Taylor told Lawyers Weekly that he wanted to return to private practice with a global law firm , rather thah with a "domestic firm", after a recent stint with the Organisation for Economic Co-operation and Development (OECD).
Taylor was with G + T for over ten years and towards the end of that period became involved in competition law in the Asia-Pacific region, taking up a secondment in China with King & Wood.
He set up a website called antitrustasia.com which brings together a series of competition specialist firms around Asia and provides information about the competition laws of 20 Asia-Pacific jurisdictions.

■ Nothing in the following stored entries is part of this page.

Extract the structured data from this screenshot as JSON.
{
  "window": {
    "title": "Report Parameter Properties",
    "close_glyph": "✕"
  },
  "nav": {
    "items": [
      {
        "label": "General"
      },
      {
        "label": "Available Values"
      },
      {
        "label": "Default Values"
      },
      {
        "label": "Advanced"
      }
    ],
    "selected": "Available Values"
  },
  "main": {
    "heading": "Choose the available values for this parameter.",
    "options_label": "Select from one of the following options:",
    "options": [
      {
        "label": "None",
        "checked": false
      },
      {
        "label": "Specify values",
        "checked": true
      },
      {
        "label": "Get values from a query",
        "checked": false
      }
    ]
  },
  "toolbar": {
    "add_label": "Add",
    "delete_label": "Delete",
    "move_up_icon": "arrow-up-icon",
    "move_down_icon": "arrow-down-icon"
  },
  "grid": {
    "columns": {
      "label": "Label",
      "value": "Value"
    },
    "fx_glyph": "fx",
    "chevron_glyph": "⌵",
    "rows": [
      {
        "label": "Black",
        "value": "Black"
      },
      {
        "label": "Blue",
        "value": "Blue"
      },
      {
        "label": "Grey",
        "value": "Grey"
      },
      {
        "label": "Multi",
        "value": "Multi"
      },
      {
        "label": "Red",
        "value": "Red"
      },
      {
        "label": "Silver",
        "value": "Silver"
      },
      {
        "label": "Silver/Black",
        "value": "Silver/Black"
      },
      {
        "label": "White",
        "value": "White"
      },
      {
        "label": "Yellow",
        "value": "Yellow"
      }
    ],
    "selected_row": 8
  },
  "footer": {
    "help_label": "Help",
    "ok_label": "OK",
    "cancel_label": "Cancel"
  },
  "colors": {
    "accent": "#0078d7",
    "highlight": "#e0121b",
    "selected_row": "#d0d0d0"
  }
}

G+T remains the coordinating firm for the site.
Taylor then went on a leave of absence with the OECD in Paris for two years where he was the Asian competition law and policy specialist.
He trained new Chinese, Indian, Indonesian, Singaporean, Vietnamese and Pakistani authorities and worked with competition experts from the competition authorise in the OECD membership. He organised 15 training events for Asian competition authorities and judges.
“I would bring for example, a US expert from the Federal Trade Commission or the Department of Justice or somebody from the European Commission or from the ACCC along to these events and we would do the training for these new competition authorities,” he explained.
Taylor's appoitment was welcomed by the firm's global leadership.
"With virtually every significant merger triggering multi-jurisdictional reviews and with cartel and other competition litigation increasingly spilling across borders, clients are looking to integrated law firms with a footprint in every major market for both strategic counsel and boots on the ground,” said Phil Proger, the Washington-based partner who leads Jones Day's antitrust & competition group.
I moved for my own reasons
Taylor said his move had nothing to do with recent high profile partner departures from G + T, including M&A partners Phil Breden, Garry Besson and Gary Lawler.
He said he is looking forward to working with leading practitioners in Asia and getting involved with jurisdictions, like Indonesia and India that are “closed to international law firms”
“I won’t be doing any European or US work but a lot of cartels and mergers are global or regional so I look forward to being part of an integrated total service offering for people with those sorts of issues,” he said.